Computational detection, characterization, and clustering of microglial cells in a mouse model of fat-induced postprandial hypothalamic inflammation

Abstract

Obesity is associated with brain inflammation, glial reactivity, and immune cells infiltration. Studies in rodents have shown that glial reactivity occurs within 24 h of high-fat diet (HFD) consumption, long before obesity development, and takes place mainly in the hypothalamus (HT), a crucial brain structure for controlling body weight.

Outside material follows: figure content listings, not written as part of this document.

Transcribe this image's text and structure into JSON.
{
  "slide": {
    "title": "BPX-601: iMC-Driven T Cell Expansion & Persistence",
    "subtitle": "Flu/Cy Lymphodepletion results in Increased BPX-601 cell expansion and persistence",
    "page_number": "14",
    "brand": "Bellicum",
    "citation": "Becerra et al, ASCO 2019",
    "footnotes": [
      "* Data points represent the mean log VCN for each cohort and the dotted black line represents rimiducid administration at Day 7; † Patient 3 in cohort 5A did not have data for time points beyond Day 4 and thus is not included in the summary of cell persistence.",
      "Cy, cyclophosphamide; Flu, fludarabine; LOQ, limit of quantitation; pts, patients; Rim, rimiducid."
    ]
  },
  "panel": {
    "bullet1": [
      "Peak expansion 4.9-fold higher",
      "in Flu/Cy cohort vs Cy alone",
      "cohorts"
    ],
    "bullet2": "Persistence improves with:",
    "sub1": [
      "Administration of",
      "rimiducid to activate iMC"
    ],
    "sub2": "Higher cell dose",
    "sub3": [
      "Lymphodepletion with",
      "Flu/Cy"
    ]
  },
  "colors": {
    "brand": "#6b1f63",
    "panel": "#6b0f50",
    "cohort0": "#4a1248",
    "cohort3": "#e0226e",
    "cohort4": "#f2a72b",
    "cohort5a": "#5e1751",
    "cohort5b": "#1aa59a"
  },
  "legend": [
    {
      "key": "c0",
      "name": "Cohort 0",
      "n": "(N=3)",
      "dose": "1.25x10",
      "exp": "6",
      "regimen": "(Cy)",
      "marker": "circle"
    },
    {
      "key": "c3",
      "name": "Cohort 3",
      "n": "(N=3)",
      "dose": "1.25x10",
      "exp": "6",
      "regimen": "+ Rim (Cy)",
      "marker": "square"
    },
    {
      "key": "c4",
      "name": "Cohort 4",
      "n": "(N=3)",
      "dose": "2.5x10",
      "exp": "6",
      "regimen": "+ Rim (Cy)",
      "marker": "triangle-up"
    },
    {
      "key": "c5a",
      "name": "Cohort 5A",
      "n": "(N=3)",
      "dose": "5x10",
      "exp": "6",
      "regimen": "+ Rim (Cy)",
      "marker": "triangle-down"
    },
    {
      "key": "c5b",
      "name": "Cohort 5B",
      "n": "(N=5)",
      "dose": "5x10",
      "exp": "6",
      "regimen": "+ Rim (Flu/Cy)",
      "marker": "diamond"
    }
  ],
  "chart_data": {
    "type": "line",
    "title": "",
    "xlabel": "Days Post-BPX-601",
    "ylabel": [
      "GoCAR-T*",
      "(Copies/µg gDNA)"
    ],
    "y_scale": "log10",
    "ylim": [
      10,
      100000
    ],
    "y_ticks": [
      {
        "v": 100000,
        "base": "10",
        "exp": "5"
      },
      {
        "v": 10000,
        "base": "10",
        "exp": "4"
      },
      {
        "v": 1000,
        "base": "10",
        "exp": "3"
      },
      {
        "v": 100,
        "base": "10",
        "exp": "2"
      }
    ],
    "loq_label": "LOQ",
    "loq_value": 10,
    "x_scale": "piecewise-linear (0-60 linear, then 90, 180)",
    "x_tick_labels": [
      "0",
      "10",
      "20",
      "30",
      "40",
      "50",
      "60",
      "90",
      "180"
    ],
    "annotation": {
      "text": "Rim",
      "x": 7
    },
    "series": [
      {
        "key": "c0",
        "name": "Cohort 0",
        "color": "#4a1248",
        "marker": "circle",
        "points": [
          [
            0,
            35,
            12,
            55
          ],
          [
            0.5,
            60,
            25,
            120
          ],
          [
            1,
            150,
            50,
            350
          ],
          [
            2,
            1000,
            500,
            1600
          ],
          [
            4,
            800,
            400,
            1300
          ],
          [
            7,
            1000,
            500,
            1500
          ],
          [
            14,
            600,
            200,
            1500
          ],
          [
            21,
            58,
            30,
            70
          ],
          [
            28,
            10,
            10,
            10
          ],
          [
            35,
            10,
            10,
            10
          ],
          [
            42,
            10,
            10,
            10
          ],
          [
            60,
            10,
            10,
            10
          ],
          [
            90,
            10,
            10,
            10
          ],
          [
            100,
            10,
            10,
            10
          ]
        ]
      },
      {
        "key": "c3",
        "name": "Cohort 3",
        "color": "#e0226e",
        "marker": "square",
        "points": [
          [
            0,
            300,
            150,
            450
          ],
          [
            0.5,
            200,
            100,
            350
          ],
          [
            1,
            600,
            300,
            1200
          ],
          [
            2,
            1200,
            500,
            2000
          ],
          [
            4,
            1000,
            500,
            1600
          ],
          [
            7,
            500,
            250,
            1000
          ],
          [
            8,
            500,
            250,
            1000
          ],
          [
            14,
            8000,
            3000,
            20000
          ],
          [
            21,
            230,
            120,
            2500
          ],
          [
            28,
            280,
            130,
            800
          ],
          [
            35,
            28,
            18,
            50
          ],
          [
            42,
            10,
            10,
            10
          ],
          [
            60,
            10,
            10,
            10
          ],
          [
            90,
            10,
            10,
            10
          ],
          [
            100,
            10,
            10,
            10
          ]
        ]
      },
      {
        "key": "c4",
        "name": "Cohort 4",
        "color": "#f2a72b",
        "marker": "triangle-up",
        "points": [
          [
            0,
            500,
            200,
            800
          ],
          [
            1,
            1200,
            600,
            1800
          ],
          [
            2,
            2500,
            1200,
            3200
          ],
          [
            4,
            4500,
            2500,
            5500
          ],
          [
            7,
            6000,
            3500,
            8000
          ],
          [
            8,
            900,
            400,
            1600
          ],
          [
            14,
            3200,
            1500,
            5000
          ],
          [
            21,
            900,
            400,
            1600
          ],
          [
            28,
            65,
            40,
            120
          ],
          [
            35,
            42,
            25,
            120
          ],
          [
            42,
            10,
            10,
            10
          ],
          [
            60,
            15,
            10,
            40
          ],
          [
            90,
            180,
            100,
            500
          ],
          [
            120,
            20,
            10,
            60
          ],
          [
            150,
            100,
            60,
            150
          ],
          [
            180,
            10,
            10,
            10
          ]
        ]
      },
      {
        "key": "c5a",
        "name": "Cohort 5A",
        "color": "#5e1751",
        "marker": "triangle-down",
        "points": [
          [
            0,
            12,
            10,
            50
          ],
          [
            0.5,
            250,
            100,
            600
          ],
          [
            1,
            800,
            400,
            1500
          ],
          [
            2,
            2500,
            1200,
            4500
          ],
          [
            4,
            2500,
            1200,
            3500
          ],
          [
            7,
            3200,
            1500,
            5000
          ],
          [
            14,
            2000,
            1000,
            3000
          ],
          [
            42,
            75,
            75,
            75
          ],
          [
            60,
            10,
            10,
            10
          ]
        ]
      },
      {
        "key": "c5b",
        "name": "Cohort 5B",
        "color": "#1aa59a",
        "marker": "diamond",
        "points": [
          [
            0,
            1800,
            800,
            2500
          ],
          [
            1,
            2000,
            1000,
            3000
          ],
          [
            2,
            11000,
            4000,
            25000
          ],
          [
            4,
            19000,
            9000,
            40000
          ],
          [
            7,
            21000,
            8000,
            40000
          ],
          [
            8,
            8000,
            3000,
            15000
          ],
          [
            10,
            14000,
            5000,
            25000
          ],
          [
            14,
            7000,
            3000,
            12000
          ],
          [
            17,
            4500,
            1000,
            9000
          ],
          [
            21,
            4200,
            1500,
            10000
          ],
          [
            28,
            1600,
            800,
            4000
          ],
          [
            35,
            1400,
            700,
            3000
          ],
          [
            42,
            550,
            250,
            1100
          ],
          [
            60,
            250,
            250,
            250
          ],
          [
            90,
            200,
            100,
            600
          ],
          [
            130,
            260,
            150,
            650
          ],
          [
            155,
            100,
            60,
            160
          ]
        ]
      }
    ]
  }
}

Understanding more precisely the kinetics of glial activation of two major brain cells (astrocytes and microglia) and their impact on eating behavior could prevent obesity and offer new prospects for therapeutic treatments. To understand the mechanisms pertaining to obesity-related neuroinflammation, we developed a fully automated algorithm, NutriMorph. Although some algorithms were developed in the past decade to detect and segment cells, they are highly specific, not fully automatic, and do not provide the desired morphological analysis. Our algorithm copes with these issues and performs the analysis of cells images (here, microglia of the hypothalamic arcuate nucleus), and the morphological clustering of these cells through statistical analysis and machine learning. Using the k-Means algorithm, it clusters the microglia of the control condition (healthy mice) and the different states of neuroinflammation induced by high-fat diets (obese mice) into subpopulations. This paper is an extension and re-analysis of a first published paper showing that microglial reactivity can already be seen after few hours of high-fat diet (Cansell et al., 2021 [5]). Thanks to NutriMorph algorithm, we unravel the presence of different hypothalamic microglial subpopulations (based on morphology) subject to proportion changes in response to already few hours of high-fat diet in mice.